BIOCHEMICAL CHARACTERIZATION OF LIGHT CHAIN AMYLOIDOSIS PROTEINS

Clonal proliferation of monoclonal plasma cells can result in the deposition of immunoglobulin light chains and/or the excretion of Bence Jones proteins (BJPs) in the urine. Multiple Myeloma (MM), Light Chain Deposition Disease (LCDD) and Light Chain Amyloidosis (AL) are three light chain related diseases that fall into this category.

The characteristics of each light chain disease vary: MM shows bone lesions, hypercalcemia, renal failure, and anemia; LCDD localizes in the basement membrane of the kidney and it forms granular, amorphous aggregates; while AL has deposition of immunoglobulin light chains as amyloid fibrils in vital organs leading to organ failure and death. However, all of them involve clonal proliferation of light chains. Kappa light chains are more prevalent in LCDD and MM while lambda light chains are more prevalent in AL.
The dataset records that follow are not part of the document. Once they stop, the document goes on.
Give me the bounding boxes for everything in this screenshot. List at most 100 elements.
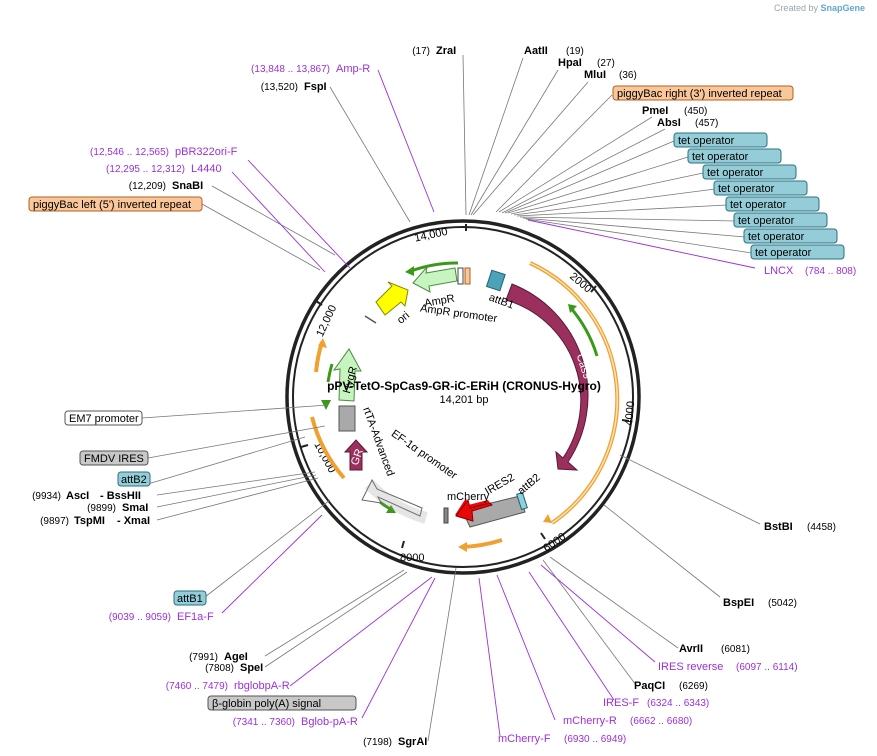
box-tet-operator-7 bbox=[743, 228, 838, 244]
orange-arc-left-low bbox=[310, 416, 346, 480]
box-tet-operator-2-label: tet operator bbox=[692, 151, 749, 163]
box-fmdv-ires-label: FMDV IRES bbox=[84, 453, 144, 465]
box-tet-operator-8-label: tet operator bbox=[755, 247, 812, 259]
primer-lncx: LNCX bbox=[764, 265, 794, 277]
green-arc-right-head bbox=[568, 304, 577, 313]
site-fspi: FspI bbox=[304, 81, 327, 93]
primer-l4440-pos: (12,295 .. 12,312) bbox=[106, 164, 185, 175]
orange-arc-right-head bbox=[543, 514, 552, 523]
ampr-label: AmpR bbox=[423, 293, 455, 310]
box-tet-operator-4 bbox=[713, 180, 808, 196]
site-hpai: HpaI bbox=[558, 57, 582, 69]
box-tet-operator-5-label: tet operator bbox=[730, 199, 787, 211]
plasmid-length: 14,201 bp bbox=[440, 394, 489, 406]
site-bstbi: BstBI bbox=[764, 521, 793, 533]
site-tspmi: TspMI bbox=[74, 515, 105, 527]
box-piggybac-left bbox=[28, 196, 203, 212]
site-bsshii: - BssHII bbox=[100, 490, 141, 502]
site-snabi-pos: (12,209) bbox=[129, 181, 166, 192]
box-tet-operator-3-label: tet operator bbox=[707, 167, 764, 179]
primer-mcherry-f-pos: (6930 .. 6949) bbox=[564, 734, 626, 745]
primer-mcherry-r: mCherry-R bbox=[563, 715, 617, 727]
gr-label: GR bbox=[349, 447, 366, 467]
site-avrii: AvrII bbox=[679, 643, 703, 655]
credit-prefix: Created by bbox=[773, 3, 818, 13]
tick-label-8000: 8000 bbox=[400, 552, 424, 564]
box-beta-globin-polya bbox=[207, 695, 357, 711]
site-sgrai-pos: (7198) bbox=[363, 737, 392, 748]
primer-ires-f-pos: (6324 .. 6343) bbox=[647, 698, 709, 709]
ampr-promoter-feature bbox=[457, 267, 464, 285]
box-em7-promoter bbox=[64, 410, 143, 426]
box-em7-promoter-label: EM7 promoter bbox=[69, 413, 139, 425]
site-pmei-pos: (450) bbox=[684, 106, 707, 117]
site-smai-pos: (9899) bbox=[87, 503, 116, 514]
site-snabi: SnaBI bbox=[172, 180, 203, 192]
primer-lncx-pos: (784 .. 808) bbox=[805, 266, 856, 277]
site-sgrai: SgrAI bbox=[398, 736, 427, 748]
cas9-arrow bbox=[505, 283, 589, 471]
green-arc-top-head bbox=[405, 266, 414, 276]
site-asci: AscI bbox=[66, 490, 89, 502]
leader-lines bbox=[141, 54, 761, 742]
box-piggybac-right bbox=[612, 85, 794, 101]
plasmid-title: pPV-TetO-SpCas9-GR-iC-ERiH (CRONUS-Hygro… bbox=[327, 379, 601, 393]
mcherry-small-feature bbox=[443, 507, 449, 524]
site-avrii-pos: (6081) bbox=[721, 644, 750, 655]
site-fspi-pos: (13,520) bbox=[261, 82, 298, 93]
box-fmdv-ires bbox=[79, 450, 149, 466]
site-spei-pos: (7808) bbox=[205, 663, 234, 674]
orange-arc-bottom bbox=[461, 538, 503, 549]
primer-rbglobpa-pos: (7460 .. 7479) bbox=[166, 681, 228, 692]
primer-ires-reverse: IRES reverse bbox=[658, 661, 723, 673]
snapgene-logo: SnapGene bbox=[820, 3, 865, 13]
site-absi-pos: (457) bbox=[695, 118, 718, 129]
box-beta-globin-polya-label: β-globin poly(A) signal bbox=[212, 698, 321, 710]
primer-pbr322ori: pBR322ori-F bbox=[175, 146, 238, 158]
site-pmei: PmeI bbox=[642, 105, 668, 117]
box-piggybac-left-label: piggyBac left (5') inverted repeat bbox=[33, 199, 191, 211]
ampr-promoter-label: AmpR promoter bbox=[419, 302, 498, 325]
primer-pbr322ori-pos: (12,546 .. 12,565) bbox=[90, 147, 169, 158]
mcherry-arrow bbox=[455, 498, 493, 522]
orange-arc-bottom-head bbox=[458, 542, 467, 552]
ori-arrow bbox=[375, 281, 409, 316]
box-tet-operator-6-label: tet operator bbox=[738, 215, 795, 227]
attb2-feature bbox=[516, 491, 528, 511]
primers: (13,848 .. 13,867) Amp-R (12,546 .. 12,5… bbox=[90, 63, 856, 745]
site-mlui: MluI bbox=[584, 69, 606, 81]
box-tet-operator-8 bbox=[750, 244, 845, 260]
site-agei: AgeI bbox=[224, 651, 248, 663]
box-attb2 bbox=[117, 471, 151, 487]
tick-label-4000: 4000 bbox=[623, 401, 637, 426]
box-tet-operator-6 bbox=[733, 212, 828, 228]
site-hpai-pos: (27) bbox=[597, 58, 615, 69]
box-attb2-label: attB2 bbox=[121, 474, 147, 486]
ef1a-promoter-band bbox=[364, 479, 428, 524]
primer-ires-f: IRES-F bbox=[603, 697, 639, 709]
green-arc-bottom-head bbox=[386, 505, 396, 513]
primer-l4440: L4440 bbox=[191, 163, 222, 175]
site-asci-pos: (9934) bbox=[32, 491, 61, 502]
site-spei: SpeI bbox=[240, 662, 263, 674]
rtta-label: rtTA-Advanced bbox=[360, 406, 396, 478]
primer-rbglobpa: rbglobpA-R bbox=[234, 680, 290, 692]
site-absi: AbsI bbox=[657, 117, 681, 129]
box-tet-operator-2 bbox=[687, 148, 782, 164]
piggybac-right-feature bbox=[464, 267, 471, 285]
site-smai: SmaI bbox=[122, 502, 148, 514]
box-tet-operator-1 bbox=[673, 132, 768, 148]
restriction-sites: (17) ZraI AatII (19) HpaI (27) MluI (36)… bbox=[32, 45, 836, 748]
primer-ires-reverse-pos: (6097 .. 6114) bbox=[736, 662, 798, 673]
ampr-arrow bbox=[412, 265, 458, 293]
tick-label-10000: 10,000 bbox=[311, 440, 337, 475]
orange-arc-right-core bbox=[529, 262, 618, 524]
rtta-advanced-feature bbox=[338, 405, 356, 432]
primer-bglob: Bglob-pA-R bbox=[301, 716, 358, 728]
box-piggybac-right-label: piggyBac right (3') inverted repeat bbox=[617, 88, 782, 100]
feature-boxes: piggyBac right (3') inverted repeat tet … bbox=[28, 85, 845, 711]
ef1a-promoter-arrow bbox=[361, 478, 423, 517]
site-tspmi-pos: (9897) bbox=[40, 516, 69, 527]
site-aatii-pos: (19) bbox=[566, 46, 584, 57]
BENCE JONES PROTEINS AND LIGHT CHAIN DISEASES

BJPs from patients with AL, LCDD and MM have been purified in the lab from their urine and studies were performed to determine their secondary structure, thermodynamic stability and aggregate formation kinetics. Our results have shown that LCDD and MM proteins are the most stable with the lowest free energy of folding while all proteins show similar melting temperatures. Incubation of the BJPs at their melting temperature produced morphologically different aggregates: amyloid fibrils from the AL proteins, amorphous aggregates from the LCDD proteins and large spherical species from the MM proteins. This demonstrates differences in aggregation pathways between these proteins.

AL PROTEINS AND FIBRIL FORMATION STUDIES

We perform biochemical and biophysical studies on AL proteins predominantly from recombinant sources, (E.coli and Pichia pastoris), as well as urine and cell-line derived proteins. Initial characterization of protein identity, purity and oligomerization state is done using mass spectrometry, amino acid analysis, size exclusion chromatography and in some cases, analytical ultracentrifugation We study protein thermodynamic stability by thermal and chemical denaturation using Circular Dichroism and Fluorescence Spectroscopy. We study amyloid formation in vitro Thioflavine T fluorescence as well as Electron Microscopy.

We are interested in the role of salts and glycosaminoglycans (GAGs) conditions in protein structure, stability, and amyloid formation kinetics in vivo and in vitro. Our results have shown that the β-sheet structure of AL proteins is unaffected by various external factors. Salts increase the stability of AL proteins by following the rankings of the Hofmeister series and the GAGs tested so far stabilize AL proteins in different ways. Amyloid formation is promoted in the presence of salts by significantly shortening the lag time involved in the nucleation kinetics of amyloid fibril formation.

We are currently studying the possible toxic effect of AL protein oligomeric species and amyloid fibrils formed in the presence of different external factors in cardiomyocytes. We are also studying light chain internalization into cardiomyocytes by fluorescently tagging our AL proteins and following their uptake rates and intracellular localization via confocal microscopy.